Compute 1D Ising Correlation w/ Periodic, Anti-Periodic BDs

[decerto]

Homework Statement

Compute correlation functions ##<\sigma_r \sigma_{r+l}>## for the 1D Ising model of length L with the follow BD conditions

(i) Periodic
(ii) Anti-Periodic
(iii) ##\sigma_1 = \sigma_{L+1}=1##
(iv) ##\sigma_1= -\sigma_{L+1}=1##

Homework Equations

##<\sigma_r \sigma_{r+l}> = \displaystyle\frac{1}{Z}\sum_{\sigma_l=\pm 1}^{L-1}e^{K(\sum_{k=1}^{L-1}\sigma_k \sigma_{k+1} +\sigma_1 \sigma_{L+1})} \sigma_r \sigma_{r+l}##

The Attempt at a Solution

[/B]
I know how to compute the partition function for the periodic case as its fairly common and I have a solution to computing the correlation function to http://www.colorado.edu/physics/phys7240/phys7240_fa14/notes/Week1.pdf although I don't understand how he goes from 1.11 to 1.12.But these solutions use the Trace of the transfer matrix which I am pretty sure is unique to the periodic BD conditions. Any help on how to compute these in general would be appreciated as I missed the lecture on it.

 

[jitu16]

Did you understood the transfer matrix technique? the first n-1 spin sum just becomes the normal trace of the transfer matrix. But then you have [itex]\sigma_m[/itex], but the possible value of [itex]\sigma_m[/itex] are 1 and -1, with introduction of pauli matrix(+1 and -1 remember?), it just becomes a normal trace once again.

 

[decerto]

Did you understood the transfer matrix technique? the first n-1 spin sum just becomes the normal trace of the transfer matrix.

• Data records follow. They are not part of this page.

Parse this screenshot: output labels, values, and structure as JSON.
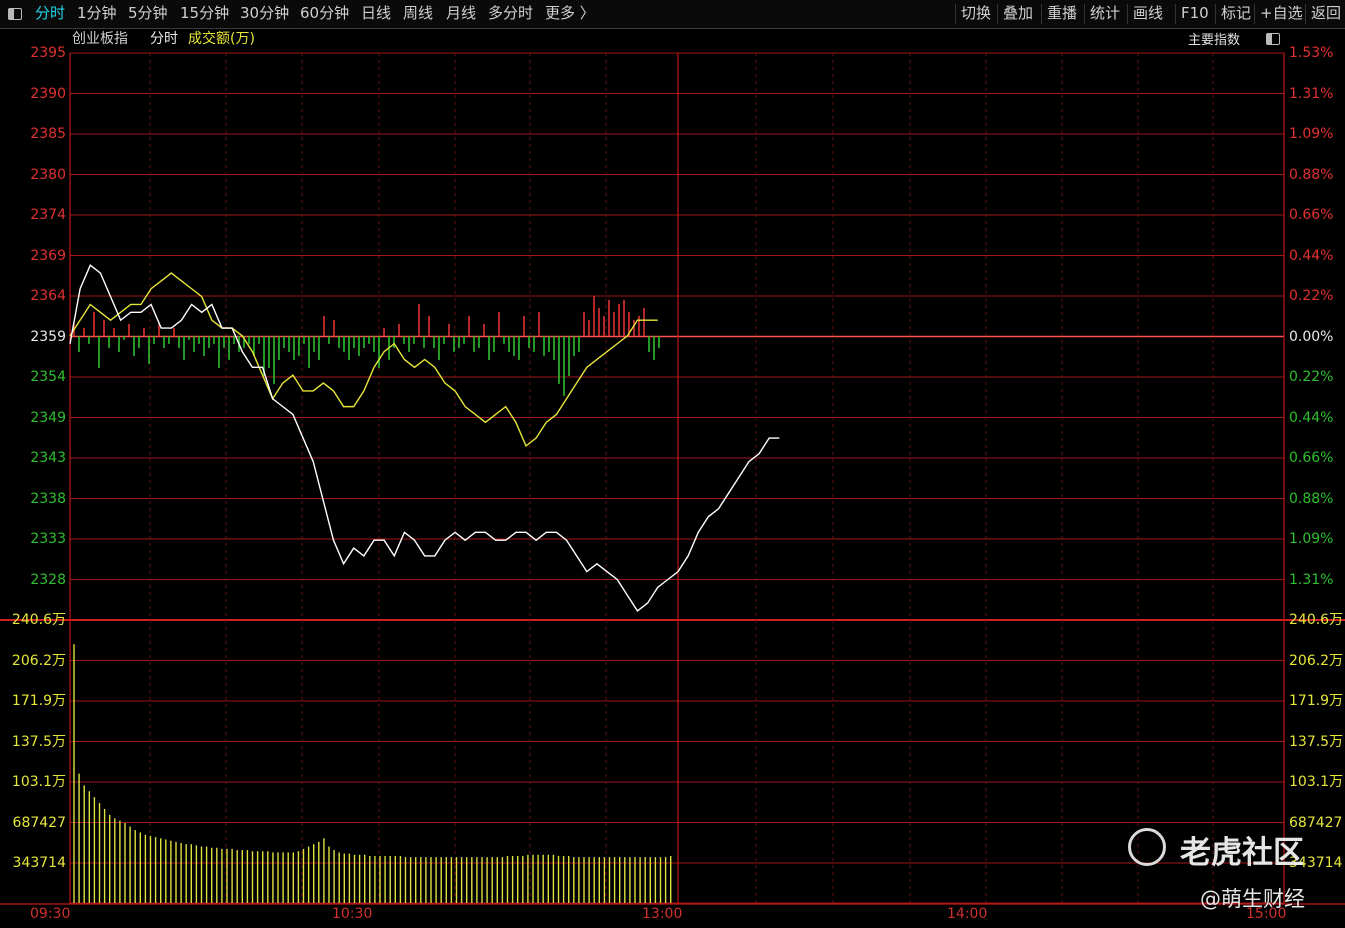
{
  "toolbar": {
    "tabs": [
      "分时",
      "1分钟",
      "5分钟",
      "15分钟",
      "30分钟",
      "60分钟",
      "日线",
      "周线",
      "月线",
      "多分时",
      "更多 〉"
    ],
    "active_tab": "分时",
    "right": [
      "切换",
      "叠加",
      "重播",
      "统计",
      "画线",
      "F10",
      "标记",
      "+自选",
      "返回"
    ]
  },
  "header": {
    "index_name": "创业板指",
    "mode": "分时",
    "volume_label": "成交额(万)",
    "indicator_button": "主要指数"
  },
  "colors": {
    "up": "#e03131",
    "down": "#2fbf2f",
    "price_line": "#ffffff",
    "avg_line": "#e6e63a",
    "grid": "#a01818"
  },
  "chart_data": {
    "type": "line",
    "price_axis_left": [
      "2395",
      "2390",
      "2385",
      "2380",
      "2374",
      "2369",
      "2364",
      "2359",
      "2354",
      "2349",
      "2343",
      "2338",
      "2333",
      "2328"
    ],
    "price_axis_right": [
      "1.53%",
      "1.31%",
      "1.09%",
      "0.88%",
      "0.66%",
      "0.44%",
      "0.22%",
      "0.00%",
      "0.22%",
      "0.44%",
      "0.66%",
      "0.88%",
      "1.09%",
      "1.31%"
    ],
    "prev_close": 2359,
    "volume_axis": [
      "240.6万",
      "206.2万",
      "171.9万",
      "137.5万",
      "103.1万",
      "687427",
      "343714"
    ],
    "time_labels": [
      "09:30",
      "10:30",
      "13:00",
      "14:00",
      "15:00"
    ],
    "price_series": [
      [
        0,
        2358
      ],
      [
        2,
        2365
      ],
      [
        4,
        2368
      ],
      [
        6,
        2367
      ],
      [
        8,
        2364
      ],
      [
        10,
        2361
      ],
      [
        12,
        2362
      ],
      [
        14,
        2362
      ],
      [
        16,
        2363
      ],
      [
        18,
        2360
      ],
      [
        20,
        2360
      ],
      [
        22,
        2361
      ],
      [
        24,
        2363
      ],
      [
        26,
        2362
      ],
      [
        28,
        2363
      ],
      [
        30,
        2360
      ],
      [
        32,
        2360
      ],
      [
        34,
        2357
      ],
      [
        36,
        2355
      ],
      [
        38,
        2355
      ],
      [
        40,
        2351
      ],
      [
        42,
        2350
      ],
      [
        44,
        2349
      ],
      [
        46,
        2346
      ],
      [
        48,
        2343
      ],
      [
        50,
        2338
      ],
      [
        52,
        2333
      ],
      [
        54,
        2330
      ],
      [
        56,
        2332
      ],
      [
        58,
        2331
      ],
      [
        60,
        2333
      ],
      [
        62,
        2333
      ],
      [
        64,
        2331
      ],
      [
        66,
        2334
      ],
      [
        68,
        2333
      ],
      [
        70,
        2331
      ],
      [
        72,
        2331
      ],
      [
        74,
        2333
      ],
      [
        76,
        2334
      ],
      [
        78,
        2333
      ],
      [
        80,
        2334
      ],
      [
        82,
        2334
      ],
      [
        84,
        2333
      ],
      [
        86,
        2333
      ],
      [
        88,
        2334
      ],
      [
        90,
        2334
      ],
      [
        92,
        2333
      ],
      [
        94,
        2334
      ],
      [
        96,
        2334
      ],
      [
        98,
        2333
      ],
      [
        100,
        2331
      ],
      [
        102,
        2329
      ],
      [
        104,
        2330
      ],
      [
        106,
        2329
      ],
      [
        108,
        2328
      ],
      [
        110,
        2326
      ],
      [
        112,
        2324
      ],
      [
        114,
        2325
      ],
      [
        116,
        2327
      ],
      [
        118,
        2328
      ],
      [
        120,
        2329
      ],
      [
        122,
        2331
      ],
      [
        124,
        2334
      ],
      [
        126,
        2336
      ],
      [
        128,
        2337
      ],
      [
        130,
        2339
      ],
      [
        132,
        2341
      ],
      [
        134,
        2343
      ],
      [
        136,
        2344
      ],
      [
        138,
        2346
      ],
      [
        140,
        2346
      ]
    ],
    "avg_series": [
      [
        0,
        2359
      ],
      [
        2,
        2361
      ],
      [
        4,
        2363
      ],
      [
        6,
        2362
      ],
      [
        8,
        2361
      ],
      [
        10,
        2362
      ],
      [
        12,
        2363
      ],
      [
        14,
        2363
      ],
      [
        16,
        2365
      ],
      [
        18,
        2366
      ],
      [
        20,
        2367
      ],
      [
        22,
        2366
      ],
      [
        24,
        2365
      ],
      [
        26,
        2364
      ],
      [
        28,
        2361
      ],
      [
        30,
        2360
      ],
      [
        32,
        2360
      ],
      [
        34,
        2359
      ],
      [
        36,
        2357
      ],
      [
        38,
        2354
      ],
      [
        40,
        2351
      ],
      [
        42,
        2353
      ],
      [
        44,
        2354
      ],
      [
        46,
        2352
      ],
      [
        48,
        2352
      ],
      [
        50,
        2353
      ],
      [
        52,
        2352
      ],
      [
        54,
        2350
      ],
      [
        56,
        2350
      ],
      [
        58,
        2352
      ],
      [
        60,
        2355
      ],
      [
        62,
        2357
      ],
      [
        64,
        2358
      ],
      [
        66,
        2356
      ],
      [
        68,
        2355
      ],
      [
        70,
        2356
      ],
      [
        72,
        2355
      ],
      [
        74,
        2353
      ],
      [
        76,
        2352
      ],
      [
        78,
        2350
      ],
      [
        80,
        2349
      ],
      [
        82,
        2348
      ],
      [
        84,
        2349
      ],
      [
        86,
        2350
      ],
      [
        88,
        2348
      ],
      [
        90,
        2345
      ],
      [
        92,
        2346
      ],
      [
        94,
        2348
      ],
      [
        96,
        2349
      ],
      [
        98,
        2351
      ],
      [
        100,
        2353
      ],
      [
        102,
        2355
      ],
      [
        104,
        2356
      ],
      [
        106,
        2357
      ],
      [
        108,
        2358
      ],
      [
        110,
        2359
      ],
      [
        112,
        2361
      ],
      [
        114,
        2361
      ],
      [
        116,
        2361
      ]
    ],
    "volume_bars": [
      [
        0,
        2.2
      ],
      [
        1,
        1.1
      ],
      [
        2,
        1.0
      ],
      [
        3,
        0.95
      ],
      [
        4,
        0.9
      ],
      [
        5,
        0.85
      ],
      [
        6,
        0.8
      ],
      [
        7,
        0.75
      ],
      [
        8,
        0.72
      ],
      [
        9,
        0.7
      ],
      [
        10,
        0.68
      ],
      [
        11,
        0.65
      ],
      [
        12,
        0.62
      ],
      [
        13,
        0.6
      ],
      [
        14,
        0.58
      ],
      [
        15,
        0.57
      ],
      [
        16,
        0.56
      ],
      [
        17,
        0.55
      ],
      [
        18,
        0.54
      ],
      [
        19,
        0.53
      ],
      [
        20,
        0.52
      ],
      [
        21,
        0.51
      ],
      [
        22,
        0.5
      ],
      [
        23,
        0.5
      ],
      [
        24,
        0.49
      ],
      [
        25,
        0.48
      ],
      [
        26,
        0.48
      ],
      [
        27,
        0.47
      ],
      [
        28,
        0.47
      ],
      [
        29,
        0.46
      ],
      [
        30,
        0.46
      ],
      [
        31,
        0.46
      ],
      [
        32,
        0.45
      ],
      [
        33,
        0.45
      ],
      [
        34,
        0.45
      ],
      [
        35,
        0.44
      ],
      [
        36,
        0.44
      ],
      [
        37,
        0.44
      ],
      [
        38,
        0.44
      ],
      [
        39,
        0.43
      ],
      [
        40,
        0.43
      ],
      [
        41,
        0.43
      ],
      [
        42,
        0.43
      ],
      [
        43,
        0.43
      ],
      [
        44,
        0.44
      ],
      [
        45,
        0.46
      ],
      [
        46,
        0.48
      ],
      [
        47,
        0.5
      ],
      [
        48,
        0.52
      ],
      [
        49,
        0.55
      ],
      [
        50,
        0.48
      ],
      [
        51,
        0.45
      ],
      [
        52,
        0.43
      ],
      [
        53,
        0.42
      ],
      [
        54,
        0.42
      ],
      [
        55,
        0.41
      ],
      [
        56,
        0.41
      ],
      [
        57,
        0.41
      ],
      [
        58,
        0.4
      ],
      [
        59,
        0.4
      ],
      [
        60,
        0.4
      ],
      [
        61,
        0.4
      ],
      [
        62,
        0.4
      ],
      [
        63,
        0.4
      ],
      [
        64,
        0.4
      ],
      [
        65,
        0.39
      ],
      [
        66,
        0.39
      ],
      [
        67,
        0.39
      ],
      [
        68,
        0.39
      ],
      [
        69,
        0.39
      ],
      [
        70,
        0.39
      ],
      [
        71,
        0.39
      ],
      [
        72,
        0.39
      ],
      [
        73,
        0.39
      ],
      [
        74,
        0.39
      ],
      [
        75,
        0.39
      ],
      [
        76,
        0.39
      ],
      [
        77,
        0.39
      ],
      [
        78,
        0.39
      ],
      [
        79,
        0.39
      ],
      [
        80,
        0.39
      ],
      [
        81,
        0.39
      ],
      [
        82,
        0.39
      ],
      [
        83,
        0.39
      ],
      [
        84,
        0.39
      ],
      [
        85,
        0.4
      ],
      [
        86,
        0.4
      ],
      [
        87,
        0.4
      ],
      [
        88,
        0.4
      ],
      [
        89,
        0.41
      ],
      [
        90,
        0.41
      ],
      [
        91,
        0.41
      ],
      [
        92,
        0.41
      ],
      [
        93,
        0.41
      ],
      [
        94,
        0.41
      ],
      [
        95,
        0.4
      ],
      [
        96,
        0.4
      ],
      [
        97,
        0.4
      ],
      [
        98,
        0.39
      ],
      [
        99,
        0.39
      ],
      [
        100,
        0.39
      ],
      [
        101,
        0.39
      ],
      [
        102,
        0.39
      ],
      [
        103,
        0.39
      ],
      [
        104,
        0.39
      ],
      [
        105,
        0.39
      ],
      [
        106,
        0.39
      ],
      [
        107,
        0.39
      ],
      [
        108,
        0.39
      ],
      [
        109,
        0.39
      ],
      [
        110,
        0.39
      ],
      [
        111,
        0.39
      ],
      [
        112,
        0.39
      ],
      [
        113,
        0.39
      ],
      [
        114,
        0.39
      ],
      [
        115,
        0.39
      ],
      [
        116,
        0.39
      ],
      [
        117,
        0.4
      ]
    ],
    "breadth_bars": [
      [
        0,
        3
      ],
      [
        1,
        -4
      ],
      [
        2,
        2
      ],
      [
        3,
        -2
      ],
      [
        4,
        6
      ],
      [
        5,
        -8
      ],
      [
        6,
        4
      ],
      [
        7,
        -3
      ],
      [
        8,
        2
      ],
      [
        9,
        -4
      ],
      [
        10,
        -1
      ],
      [
        11,
        3
      ],
      [
        12,
        -5
      ],
      [
        13,
        -3
      ],
      [
        14,
        2
      ],
      [
        15,
        -7
      ],
      [
        16,
        -2
      ],
      [
        17,
        3
      ],
      [
        18,
        -3
      ],
      [
        19,
        -2
      ],
      [
        20,
        2
      ],
      [
        21,
        -3
      ],
      [
        22,
        -6
      ],
      [
        23,
        -1
      ],
      [
        24,
        -4
      ],
      [
        25,
        -2
      ],
      [
        26,
        -5
      ],
      [
        27,
        -3
      ],
      [
        28,
        -2
      ],
      [
        29,
        -8
      ],
      [
        30,
        -3
      ],
      [
        31,
        -6
      ],
      [
        32,
        -2
      ],
      [
        33,
        -4
      ],
      [
        34,
        -3
      ],
      [
        35,
        -2
      ],
      [
        36,
        -5
      ],
      [
        37,
        -2
      ],
      [
        38,
        -10
      ],
      [
        39,
        -8
      ],
      [
        40,
        -12
      ],
      [
        41,
        -6
      ],
      [
        42,
        -3
      ],
      [
        43,
        -4
      ],
      [
        44,
        -6
      ],
      [
        45,
        -5
      ],
      [
        46,
        -2
      ],
      [
        47,
        -8
      ],
      [
        48,
        -4
      ],
      [
        49,
        -6
      ],
      [
        50,
        5
      ],
      [
        51,
        -2
      ],
      [
        52,
        4
      ],
      [
        53,
        -3
      ],
      [
        54,
        -4
      ],
      [
        55,
        -6
      ],
      [
        56,
        -3
      ],
      [
        57,
        -5
      ],
      [
        58,
        -3
      ],
      [
        59,
        -2
      ],
      [
        60,
        -4
      ],
      [
        61,
        -8
      ],
      [
        62,
        2
      ],
      [
        63,
        -6
      ],
      [
        64,
        -3
      ],
      [
        65,
        3
      ],
      [
        66,
        -2
      ],
      [
        67,
        -4
      ],
      [
        68,
        -2
      ],
      [
        69,
        8
      ],
      [
        70,
        -3
      ],
      [
        71,
        5
      ],
      [
        72,
        -3
      ],
      [
        73,
        -6
      ],
      [
        74,
        -2
      ],
      [
        75,
        3
      ],
      [
        76,
        -4
      ],
      [
        77,
        -3
      ],
      [
        78,
        -2
      ],
      [
        79,
        5
      ],
      [
        80,
        -4
      ],
      [
        81,
        -3
      ],
      [
        82,
        3
      ],
      [
        83,
        -6
      ],
      [
        84,
        -4
      ],
      [
        85,
        6
      ],
      [
        86,
        -2
      ],
      [
        87,
        -4
      ],
      [
        88,
        -5
      ],
      [
        89,
        -6
      ],
      [
        90,
        5
      ],
      [
        91,
        -3
      ],
      [
        92,
        -4
      ],
      [
        93,
        6
      ],
      [
        94,
        -5
      ],
      [
        95,
        -4
      ],
      [
        96,
        -6
      ],
      [
        97,
        -12
      ],
      [
        98,
        -15
      ],
      [
        99,
        -10
      ],
      [
        100,
        -5
      ],
      [
        101,
        -4
      ],
      [
        102,
        6
      ],
      [
        103,
        4
      ],
      [
        104,
        10
      ],
      [
        105,
        7
      ],
      [
        106,
        5
      ],
      [
        107,
        9
      ],
      [
        108,
        6
      ],
      [
        109,
        8
      ],
      [
        110,
        9
      ],
      [
        111,
        6
      ],
      [
        112,
        4
      ],
      [
        113,
        5
      ],
      [
        114,
        7
      ],
      [
        115,
        -4
      ],
      [
        116,
        -6
      ],
      [
        117,
        -3
      ]
    ]
  },
  "watermark": {
    "logo_text": "老虎社区",
    "author": "@萌生财经"
  }
}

But then you have [itex]\sigma_m[/itex], but the possible value of [itex]\sigma_m[/itex] are 1 and -1, with introduction of pauli matrix(+1 and -1 remember?), it just becomes a normal trace once again.

Can you explain why this explicit calculation of the 1D model with 3 sites and periodic BDs is incorrect

##Z=\displaystyle\sum_{\sigma_1=\pm1}\sum_{\sigma_2=\pm1}\sum_{\sigma_3=\pm1}e^{K(\sum_{k=1}^2\sigma_k \sigma_{k+1} + \sigma_3 \sigma_1)}##

##=\displaystyle\sum_{\sigma_1=\pm1}\sum_{\sigma_2=\pm1}\sum_{\sigma_3=\pm1}e^{K(\sigma_1 \sigma_2 + \sigma_2 \sigma_3 + \sigma_3 \sigma_1)}##

##=\displaystyle\sum_{\sigma_1=\pm1}\sum_{\sigma_2=\pm1}e^{K(\sigma_1 \sigma_2 + \sigma_2 + \sigma_1)}+e^{K(\sigma_1 \sigma_2 + -\sigma_2 + -\sigma_1)}##

##=\displaystyle\sum_{\sigma_1=\pm1}e^{K(\sigma_1 + 1 + \sigma_1)}+e^{K(\sigma_1 -1 + -\sigma_1)}+e^{K(-\sigma_1 -1 + \sigma_1)}+e^{K(-\sigma_1+ 1 + -\sigma_1)}##

##=e^{K(1 + 1 + 1)}+e^{K(1 -1 + -1)}+e^{K(-1 -1 + 1)}+e^{K(-1+ 1 + -1)}+e^{K(-1 + 1 + -1)}+e^{K(-1 -1 + 1)}+e^{K(1 -1 -1)}+e^{K(1+ 1 + 1)}##

##=e^{K(3)}+e^{K(-1)}+e^{K(-1)}+e^{K(-1)}+e^{K(-1)}+e^{K(-1)}+e^{K(-1)}+e^{K(3)}##

##=2e^{3K}+6e^{-K}##

nvm It's correct, I guess I don't understand how the transfer matrix works, I thought it was dependant on periodic BDs to get the trace

 

[jitu16]

Which boundary condition are you referring to?? If it's periodic then your calculation is right but if it's anti-periodic then your calculation is wrong.